Le Mouvement d’éducation populaire et d’action communautaire du Saguenay-Lac-Saint-Jean a visité les bureaux des quatre députés caquistes de la région. Sur la photo: Nore Duchesne et Jennifer McKenna.

Urgence climatique: le MÉPAC demande à la CAQ de suivre l’avis des experts

Stéphane Bouchard
Stéphane Bouchard
Le Quotidien
Le Mouvement d’éducation populaire et d’action communautaire (MÉPAC) du Saguenay-Lac-Saint-Jean a visité lundi les bureaux des quatre députés caquistes de la région pour qu’ils soient plus sensibles aux arguments des scientifiques devant la crise climatique qui se dessine.

De Roberval à La Baie, en passant par Alma et Chicoutimi, cette tournée des circonscriptions avait un seul message, indique la coordonnatrice du MEPAC, Jennifer McKenna.

« On voulait faire un parallèle avec la crise sanitaire. Le gouvernement a écouté les conseils et les avis des scientifiques par rapport à la [pandémie], mais il n’a pas fait de même avec la crise climatique. C’est un non-sens. »

Le MEPAC a transmis un document aux députés qui mettait de l’avant « l’abandon des combustibles fossiles, la reforestation massive, la mise de côté du modèle capitaliste [et la] transition écologique porteuse de justice sociale ».
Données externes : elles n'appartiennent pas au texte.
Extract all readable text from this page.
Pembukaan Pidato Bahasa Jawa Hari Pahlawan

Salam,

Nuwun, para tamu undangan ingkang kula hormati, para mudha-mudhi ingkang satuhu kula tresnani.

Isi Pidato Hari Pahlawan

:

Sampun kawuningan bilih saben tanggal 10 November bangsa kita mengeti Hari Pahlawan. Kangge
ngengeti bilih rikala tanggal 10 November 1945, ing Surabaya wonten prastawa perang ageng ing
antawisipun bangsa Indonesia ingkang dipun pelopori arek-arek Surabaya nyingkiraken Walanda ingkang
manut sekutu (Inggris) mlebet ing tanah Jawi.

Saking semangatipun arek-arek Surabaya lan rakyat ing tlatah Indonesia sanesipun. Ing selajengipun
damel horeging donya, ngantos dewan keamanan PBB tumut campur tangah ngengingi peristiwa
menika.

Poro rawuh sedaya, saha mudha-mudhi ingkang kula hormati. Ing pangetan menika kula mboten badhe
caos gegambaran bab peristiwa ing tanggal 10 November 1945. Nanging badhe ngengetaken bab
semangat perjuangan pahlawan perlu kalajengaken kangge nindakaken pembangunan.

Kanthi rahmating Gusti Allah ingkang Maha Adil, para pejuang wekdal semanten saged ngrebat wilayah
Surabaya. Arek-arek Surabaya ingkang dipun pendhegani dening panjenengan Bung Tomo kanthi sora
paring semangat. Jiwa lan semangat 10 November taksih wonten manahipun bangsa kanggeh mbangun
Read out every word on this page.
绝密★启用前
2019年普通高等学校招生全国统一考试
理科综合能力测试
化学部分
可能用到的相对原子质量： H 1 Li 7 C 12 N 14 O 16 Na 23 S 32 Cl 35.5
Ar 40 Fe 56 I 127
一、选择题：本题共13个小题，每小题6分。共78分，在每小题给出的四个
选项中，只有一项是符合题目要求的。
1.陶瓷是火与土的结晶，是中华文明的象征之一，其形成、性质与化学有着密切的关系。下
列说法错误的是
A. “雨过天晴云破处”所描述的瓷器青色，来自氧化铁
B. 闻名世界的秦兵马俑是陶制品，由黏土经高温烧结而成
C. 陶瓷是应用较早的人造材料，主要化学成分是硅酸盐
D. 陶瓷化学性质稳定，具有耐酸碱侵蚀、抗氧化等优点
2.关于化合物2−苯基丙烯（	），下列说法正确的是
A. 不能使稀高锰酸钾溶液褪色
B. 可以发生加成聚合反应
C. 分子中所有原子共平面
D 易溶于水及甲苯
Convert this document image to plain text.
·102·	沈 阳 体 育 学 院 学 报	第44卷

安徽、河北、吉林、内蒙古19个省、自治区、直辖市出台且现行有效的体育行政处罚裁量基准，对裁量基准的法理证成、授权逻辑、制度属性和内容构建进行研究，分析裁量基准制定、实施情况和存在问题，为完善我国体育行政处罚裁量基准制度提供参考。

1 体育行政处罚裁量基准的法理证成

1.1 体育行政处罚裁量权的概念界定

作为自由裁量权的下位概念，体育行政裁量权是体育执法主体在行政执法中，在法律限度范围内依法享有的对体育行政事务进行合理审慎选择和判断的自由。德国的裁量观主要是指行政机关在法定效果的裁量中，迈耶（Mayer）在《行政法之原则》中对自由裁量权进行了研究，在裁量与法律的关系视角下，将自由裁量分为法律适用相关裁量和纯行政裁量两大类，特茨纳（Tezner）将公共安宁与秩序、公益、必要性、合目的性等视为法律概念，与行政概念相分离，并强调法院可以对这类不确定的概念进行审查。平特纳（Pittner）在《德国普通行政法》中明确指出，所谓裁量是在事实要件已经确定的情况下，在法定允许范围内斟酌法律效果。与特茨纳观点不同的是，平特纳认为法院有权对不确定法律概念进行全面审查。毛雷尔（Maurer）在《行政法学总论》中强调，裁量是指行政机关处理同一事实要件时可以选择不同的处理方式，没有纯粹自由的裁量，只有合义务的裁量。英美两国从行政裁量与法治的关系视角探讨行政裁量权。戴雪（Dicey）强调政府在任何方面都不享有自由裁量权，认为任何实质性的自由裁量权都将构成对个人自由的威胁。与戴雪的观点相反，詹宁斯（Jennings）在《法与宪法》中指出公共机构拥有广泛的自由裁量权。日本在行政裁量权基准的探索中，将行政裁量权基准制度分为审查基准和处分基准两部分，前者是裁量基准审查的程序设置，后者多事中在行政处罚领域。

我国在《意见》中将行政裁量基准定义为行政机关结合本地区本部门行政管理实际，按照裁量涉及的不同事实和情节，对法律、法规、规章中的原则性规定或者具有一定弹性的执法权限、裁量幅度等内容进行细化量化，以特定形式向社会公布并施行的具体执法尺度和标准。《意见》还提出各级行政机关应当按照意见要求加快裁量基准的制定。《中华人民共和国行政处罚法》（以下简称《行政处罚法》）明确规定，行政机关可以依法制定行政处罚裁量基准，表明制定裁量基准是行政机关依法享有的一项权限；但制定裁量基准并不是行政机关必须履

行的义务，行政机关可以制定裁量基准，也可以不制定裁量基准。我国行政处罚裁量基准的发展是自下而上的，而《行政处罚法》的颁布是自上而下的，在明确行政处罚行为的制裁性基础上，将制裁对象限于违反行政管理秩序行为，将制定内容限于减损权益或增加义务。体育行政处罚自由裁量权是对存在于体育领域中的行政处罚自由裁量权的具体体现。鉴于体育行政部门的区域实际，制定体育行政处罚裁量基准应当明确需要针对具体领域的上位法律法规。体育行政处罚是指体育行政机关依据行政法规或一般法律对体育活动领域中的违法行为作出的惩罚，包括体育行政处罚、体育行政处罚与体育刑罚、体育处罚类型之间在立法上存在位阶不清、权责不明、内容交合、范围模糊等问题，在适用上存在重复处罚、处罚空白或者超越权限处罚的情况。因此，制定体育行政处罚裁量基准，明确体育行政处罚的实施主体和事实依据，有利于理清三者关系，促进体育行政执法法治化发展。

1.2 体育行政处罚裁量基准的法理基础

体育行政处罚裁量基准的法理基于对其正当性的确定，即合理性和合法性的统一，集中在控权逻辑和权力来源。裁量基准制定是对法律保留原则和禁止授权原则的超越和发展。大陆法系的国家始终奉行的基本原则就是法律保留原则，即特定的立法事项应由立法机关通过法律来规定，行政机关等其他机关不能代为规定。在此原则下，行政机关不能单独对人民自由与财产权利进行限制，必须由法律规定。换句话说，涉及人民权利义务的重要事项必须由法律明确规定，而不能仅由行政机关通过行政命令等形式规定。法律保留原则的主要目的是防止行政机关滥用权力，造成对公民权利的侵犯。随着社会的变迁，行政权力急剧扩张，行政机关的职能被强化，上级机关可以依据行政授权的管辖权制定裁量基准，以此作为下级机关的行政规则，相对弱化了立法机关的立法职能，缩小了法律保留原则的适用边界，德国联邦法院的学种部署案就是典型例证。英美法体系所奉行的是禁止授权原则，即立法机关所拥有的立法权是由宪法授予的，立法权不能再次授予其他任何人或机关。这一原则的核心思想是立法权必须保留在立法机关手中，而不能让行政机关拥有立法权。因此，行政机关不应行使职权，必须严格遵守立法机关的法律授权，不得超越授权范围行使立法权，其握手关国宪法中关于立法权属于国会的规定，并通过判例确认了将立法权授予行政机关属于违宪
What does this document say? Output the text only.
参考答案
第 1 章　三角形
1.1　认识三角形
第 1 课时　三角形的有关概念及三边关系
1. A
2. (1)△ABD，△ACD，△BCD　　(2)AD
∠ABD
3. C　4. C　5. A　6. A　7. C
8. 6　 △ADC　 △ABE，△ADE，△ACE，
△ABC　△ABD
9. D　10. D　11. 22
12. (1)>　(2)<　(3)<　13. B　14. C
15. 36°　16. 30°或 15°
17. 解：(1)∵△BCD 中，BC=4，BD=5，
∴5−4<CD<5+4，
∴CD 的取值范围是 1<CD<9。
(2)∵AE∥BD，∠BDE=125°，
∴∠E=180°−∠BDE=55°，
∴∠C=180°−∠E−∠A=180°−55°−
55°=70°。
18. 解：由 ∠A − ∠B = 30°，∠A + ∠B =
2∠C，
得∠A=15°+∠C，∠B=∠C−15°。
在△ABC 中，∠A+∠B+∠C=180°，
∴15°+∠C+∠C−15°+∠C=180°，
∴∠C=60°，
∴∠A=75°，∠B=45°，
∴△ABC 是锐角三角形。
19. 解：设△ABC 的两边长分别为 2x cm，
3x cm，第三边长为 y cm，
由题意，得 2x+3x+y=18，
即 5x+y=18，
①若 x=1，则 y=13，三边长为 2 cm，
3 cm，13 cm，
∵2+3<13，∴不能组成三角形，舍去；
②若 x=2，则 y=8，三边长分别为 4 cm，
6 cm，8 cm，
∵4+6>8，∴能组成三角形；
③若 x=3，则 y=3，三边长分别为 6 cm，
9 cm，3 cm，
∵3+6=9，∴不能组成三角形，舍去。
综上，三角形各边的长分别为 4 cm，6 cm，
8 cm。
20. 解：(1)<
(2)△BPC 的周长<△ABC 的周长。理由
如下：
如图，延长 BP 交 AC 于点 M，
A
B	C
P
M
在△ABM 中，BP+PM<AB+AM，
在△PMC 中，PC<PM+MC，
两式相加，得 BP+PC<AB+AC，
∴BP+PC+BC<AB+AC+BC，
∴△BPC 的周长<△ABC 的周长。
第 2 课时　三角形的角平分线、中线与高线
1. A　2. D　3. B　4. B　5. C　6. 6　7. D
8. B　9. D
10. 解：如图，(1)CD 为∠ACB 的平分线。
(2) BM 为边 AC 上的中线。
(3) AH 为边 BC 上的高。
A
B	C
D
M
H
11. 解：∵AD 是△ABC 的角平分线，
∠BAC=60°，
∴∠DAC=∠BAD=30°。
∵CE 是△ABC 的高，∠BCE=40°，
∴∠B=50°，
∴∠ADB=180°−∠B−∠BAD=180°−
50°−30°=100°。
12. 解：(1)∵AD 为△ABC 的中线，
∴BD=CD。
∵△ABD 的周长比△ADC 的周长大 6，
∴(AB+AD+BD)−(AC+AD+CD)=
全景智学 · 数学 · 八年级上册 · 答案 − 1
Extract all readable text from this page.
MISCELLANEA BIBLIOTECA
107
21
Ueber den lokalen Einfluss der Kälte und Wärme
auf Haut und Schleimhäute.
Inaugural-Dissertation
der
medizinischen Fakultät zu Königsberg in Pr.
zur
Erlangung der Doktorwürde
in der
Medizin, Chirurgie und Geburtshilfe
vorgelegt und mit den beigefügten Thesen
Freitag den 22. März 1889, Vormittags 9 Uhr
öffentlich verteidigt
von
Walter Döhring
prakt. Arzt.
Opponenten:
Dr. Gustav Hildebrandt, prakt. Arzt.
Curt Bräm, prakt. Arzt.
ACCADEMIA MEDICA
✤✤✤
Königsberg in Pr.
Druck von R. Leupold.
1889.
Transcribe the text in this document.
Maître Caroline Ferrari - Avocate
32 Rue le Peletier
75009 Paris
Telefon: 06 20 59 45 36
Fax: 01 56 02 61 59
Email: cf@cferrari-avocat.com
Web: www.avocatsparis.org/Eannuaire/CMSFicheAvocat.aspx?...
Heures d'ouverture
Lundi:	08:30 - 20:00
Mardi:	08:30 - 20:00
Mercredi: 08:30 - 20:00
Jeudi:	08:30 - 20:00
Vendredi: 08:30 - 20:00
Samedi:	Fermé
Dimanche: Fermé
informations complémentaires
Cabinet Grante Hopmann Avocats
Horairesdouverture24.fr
Le hasard faisant bien les choses, les visites du MÉPAC ont coïncidé avec l’annonce du Plan vert du gouvernement. Ce plan de 6,7 G$ mise en bonne partie sur l’électrification des transports pour atteindre les objectifs de réduction des émissions de gaz à effet de serre du Québec. Le document gouvernemental manque d’ambition, selon la représentante du MÉPAC.

« On doit en prendre connaissance plus en profondeur du plan, mais de ce que j’ai vu de prime abord, il ne semble pas suffisant pour résoudre la crise climatique. Ça ne va pas assez loin considérant l’urgence d’agir », croit Jennifer McKenna.

La coordonnatrice du MEPAC précise que certains éléments importants ne se trouvent pas dans le plan, notamment des fonds pour le transport en commun en région.

« Il y a aussi GNL, ajoute Mme McKenna. On ne comprend pas comment on peut donner un appui politique à ce projet, qui n’est pas accepté socialement, et promouvoir de l’autre côté un plan pour une économie verte. »

Bien qu’ils n’aient pas réussi à discuter en personne avec les députés de la CAQ, certains étant absents, en télétravail ou occupé ailleurs, les membres du MÉPAC comptent formuler une demande pour obtenir une rencontre formelle avec les élus. Le sujet sera la protection de l’environnement et les conséquences de la crise climatique sur les plus démunis.

Des actions du genre étaient organisées par une dizaine de groupe sur le territoire provincial.